Подойдя к заграждению, и обнаружив за ним засевших, за мешками с песком, милиционеров, весомость аргументов которых, зачастую, поддерживал станковый пулемет, выглядывающий из укрепленного гнезда, устроенного в ближайшем переулке, солдаты, конечно, высказывали свое возмущение, но, кроме мата и угроз, ничего более серьезного не происходило. Ломать заграждение и прорываться под огнем пулемета вглубь центральных кварталов, солдатам было откровенно лень, тем более, что большая часть беззащитного города пребывала в их полном распоряжении. Помитинговав у Мариинского дворца, требуя отставки особо ненавистных Милюкова и Гучкова, солдаты, зачастую, разбредались по городу. Какая-то часть их сбивалась в стаи, с целью проведения, так полюбившихся, еще в безумном феврале, обысков и реквизиций.
А Первого мая все как будто сорвались с привязи. Солдат на улицах стало в два раза больше, рабочие вышли на улицы, и подогреваемые воинственными лозунгами от Петросовета, огромными толпами перли к Мариинскому дворцу, требуя… А что же они требовали? Выкинуть сторонников войны «октябриста» Гучкова и «кадета» Милюкова из правительства, заменив их на сторонников войны от левых партий? Временное правительство, опасаясь, что возбужденные толпы вооруженных людей сметут их, вели кулуарный торг с социалистами из Петросовета, пытаясь сосватать им несколько малозначительных министерские постов, и на этом основании объявить о формировании правительства «народного доверия», в то время как социалисты, не желая нести политической ответственности за обстановку в стране, которая абсолютно не желала меняться в лучшую сторону, вяло отбивались, ведь критиковать всегда легче, чем что-то делать.
Я вошел в кабинет, с наслаждением скинул куртку и начал расстегивать ремни, крепящие кирасу, когда в оконное стекло прилетел небольшой камешек.
На дворе стояла глубокая ночь, мы только что вернулись с небольшой вылазки на Васильевский остров, где на Среднем проспекте загнали во дворы группу солдат Волынского полка, одного из самых «левых», что, руководствуясь классовым сознанием провели обыски и реквизиции в пользу революционных масс ценностей из двух квартир профессоров университета.

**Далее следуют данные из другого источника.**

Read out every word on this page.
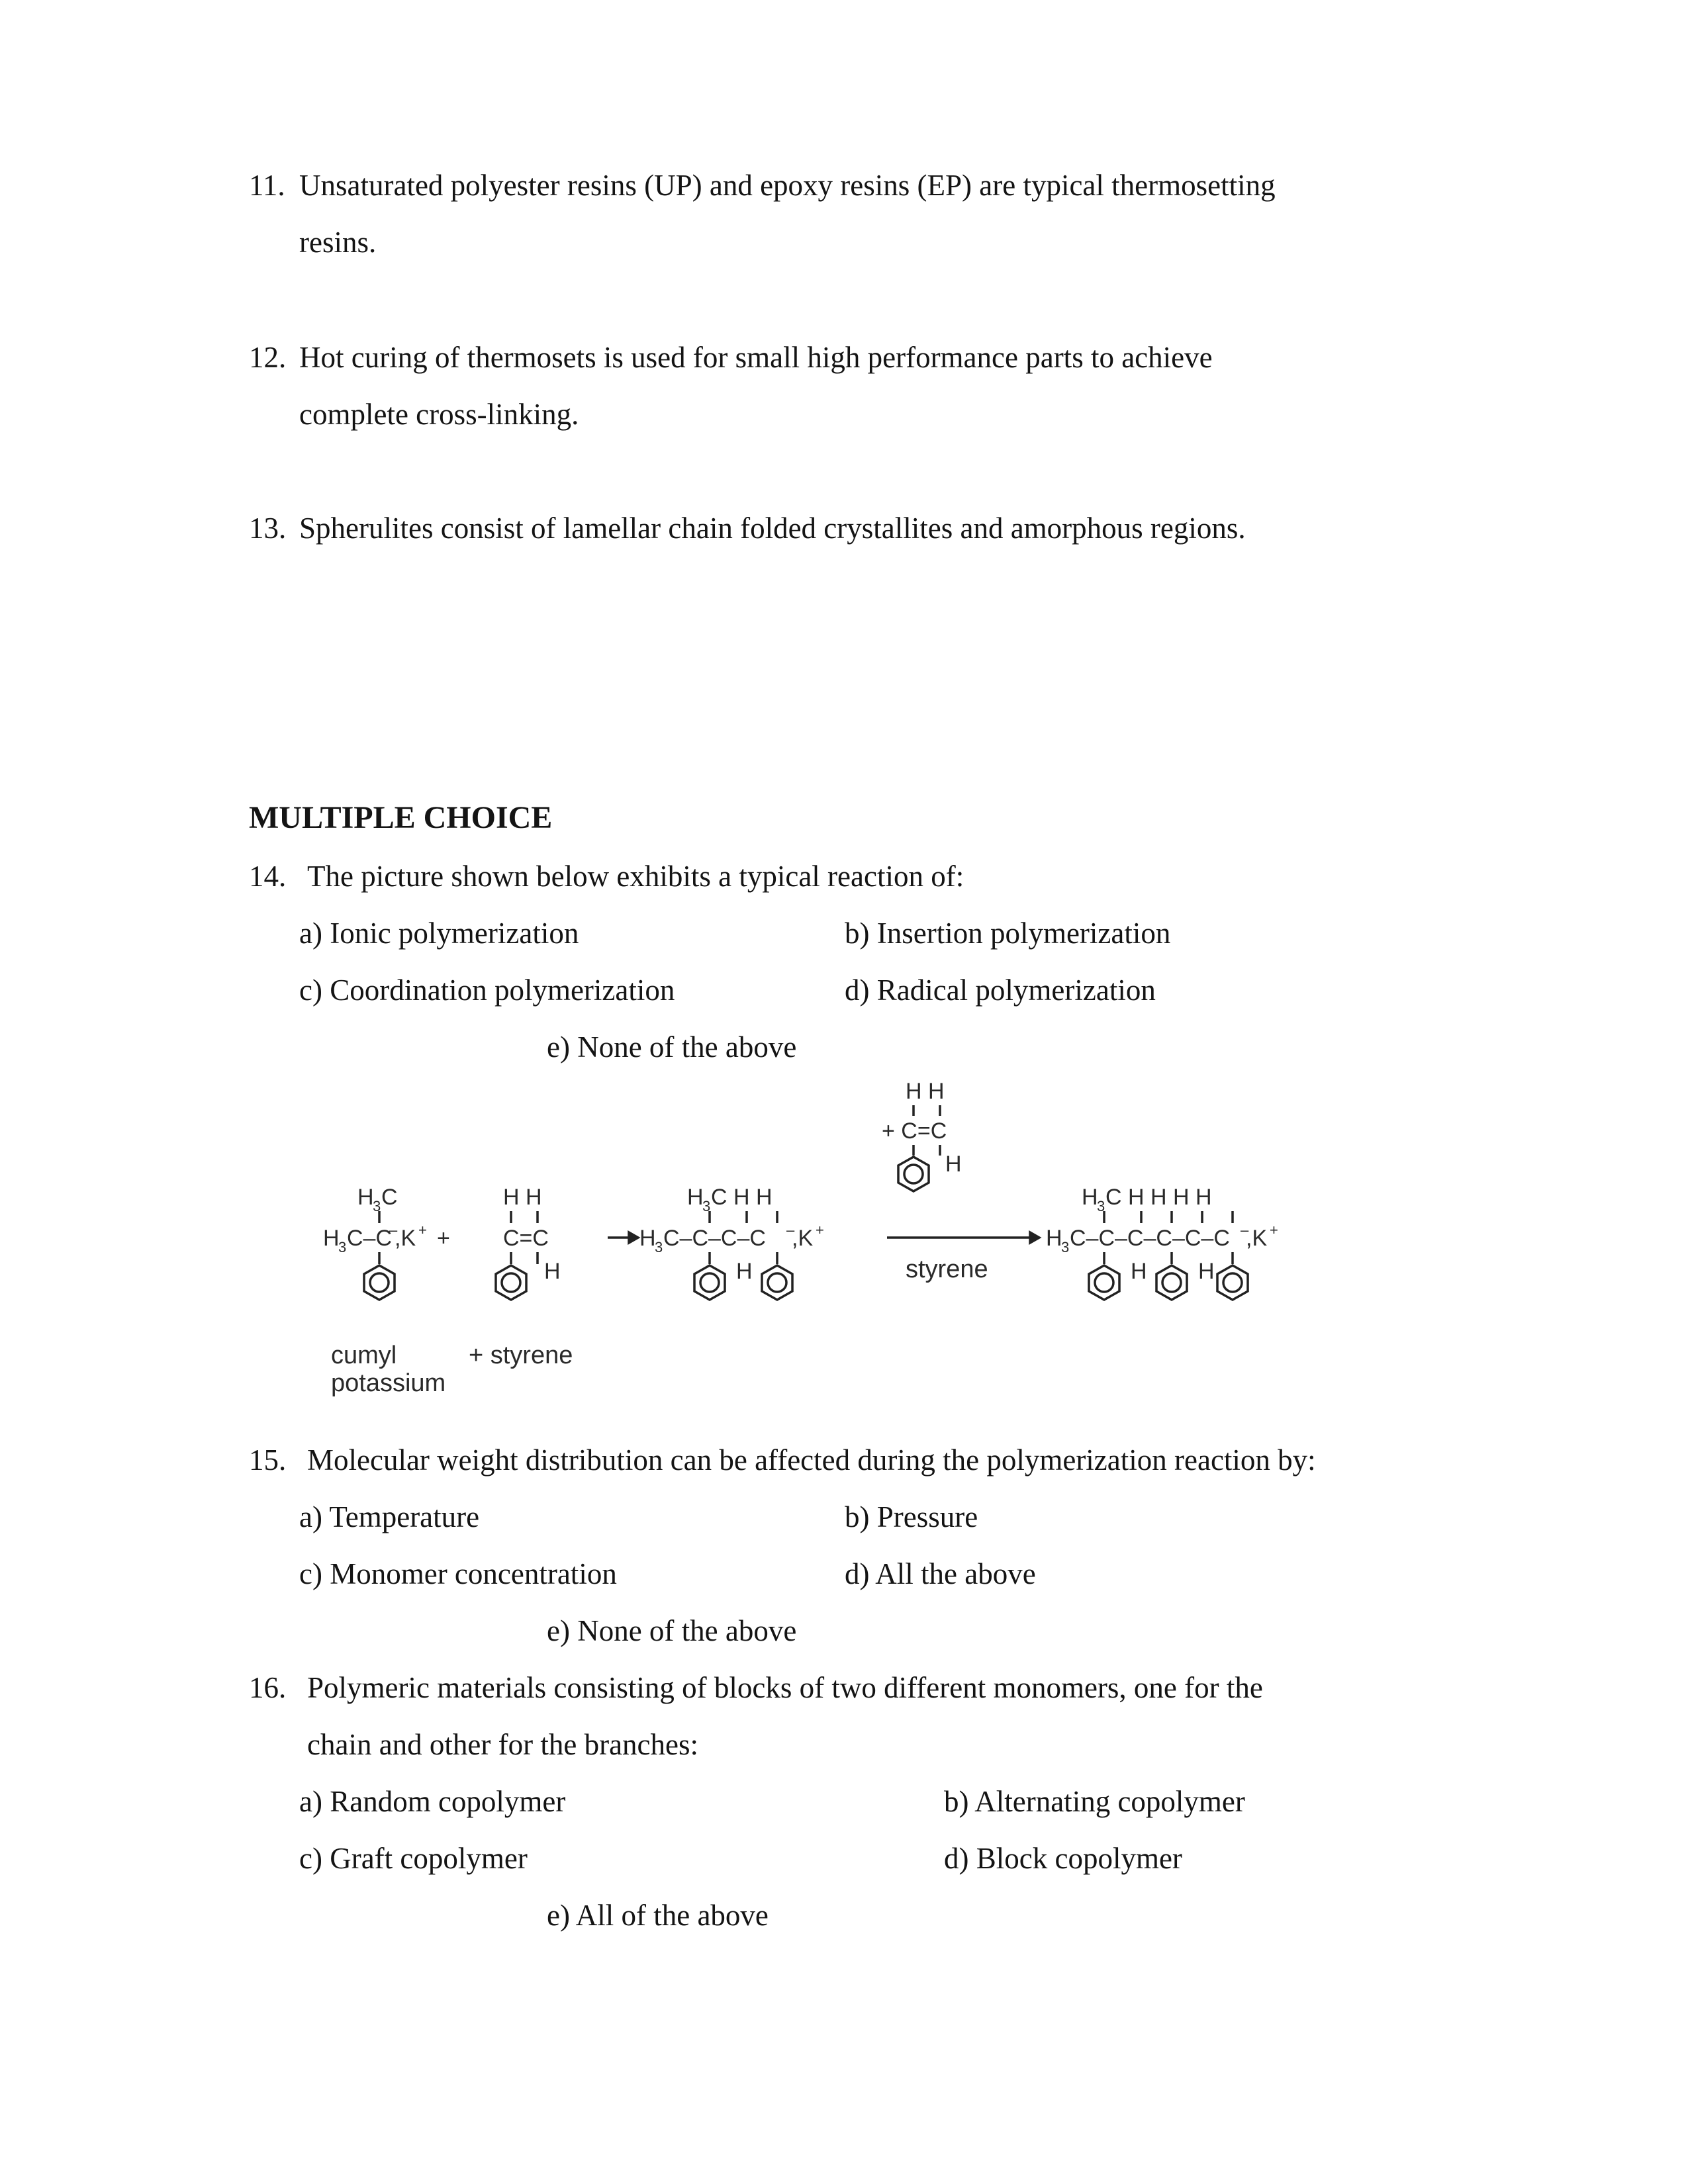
11. Unsaturated polyester resins (UP) and epoxy resins (EP) are typical thermosetting
resins.
12. Hot curing of thermosets is used for small high performance parts to achieve
complete cross-linking.
13. Spherulites consist of lamellar chain folded crystallites and amorphous regions.
MULTIPLE CHOICE
14. The picture shown below exhibits a typical reaction of:
a) Ionic polymerization	b) Insertion polymerization
c) Coordination polymerization	d) Radical polymerization
e) None of the above
H
3 C
H
3 C–C
–
,K + +
H H
C=C
H
H
3 C H H
H
3 C–C–C–C –
,K +
H
H H
+ C=C
H
styrene
H
3 C H H H H
H
3 C–C–C–C–C–C –
,K +
H H
cumyl
potassium
+ styrene
15. Molecular weight distribution can be affected during the polymerization reaction by:
a) Temperature	b) Pressure
c) Monomer concentration	d) All the above
e) None of the above
16. Polymeric materials consisting of blocks of two different monomers, one for the
chain and other for the branches:
a) Random copolymer	b) Alternating copolymer
c) Graft copolymer	d) Block copolymer
e) All of the above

Очередь из пяти патронов показала, что их десяток винтовок против наших двух десятков автоматов «не пляшут», а ждать помощи в лабиринте проходных дворов глупо, поэтому, после получаса переговоров бойцы подняли руки, сдали оружие и патроны, а также «буржуйское» добро, уложенное в вещевые мешки, смиренно получили несколько затрещин и, пообещав устроить «ментам» веселую жизнь, гордо удалились в сторону своих казарм. Мы же, повозившись с возвращением потрясенным потерпевшим их столового серебра, шубы, бархатных штор, пары портсигаров и глобуса на бронзовой подставке, вернулись в свое расположение очень поздно, и сейчас я хотел только скинуть с себя все это железо и отправиться домой, к молодой жене и теткиным пирогам…
Пришлось выключать свет, и осторожно приоткрыв половинку рамы, выглядывать наружу.
Мой ряженый «морячок», спрятавшись за углом госпиталя, махал белым платком. Я вздохнул и начал натягивать куртку поверх, так и не снятой кирасы. Не то, чтобы я не доверял своему агенту, внедренному в рабочий отряд большевистского райкома в качестве инструктора боевой подготовки. Хотя, кого я обманываю — некоторым лицам с авантюрным складом характера, а мой агент был из таких, я не доверял. Вполне вероятно, что он решил сделать карьеру в организации своих подопечных, а что может быть лучшим вступительным взносом, чем моя голова, принесенная на блюде по старинному обычаю.
— Что случилось? — я подходил медленно, направив короткий ствол револьвера — «бульдога», не вынимая его из кармана куртки в сторону темного силуэта, стоящего в тени у здания госпиталя. Карман этот молодая супруга зашивала уже трижды, давно перестав ругаться и лишь горячо молясь по ночам на старую икону «Казанской Божьей матери», висящей в углу спальни, когда думала, что я сплю, умоляя Заступницу уберечь неуемного Павлушу.
— Анюта сегодня не пришла, а дело неотложное. — «моряк» достал папиросы, но передумал и сунул пачку «Пушки» назад в карман: — Очевидно, завтра будет дело.
По городу последние дни постреливали, как будто был не май, а февраль, после того, как я сократил зону милицейского контроля, тут же подняла голову юная поросль «рощинских» хулиганов, и с молодой девахой, одетой под «гулящую», могло случится все, что угодно.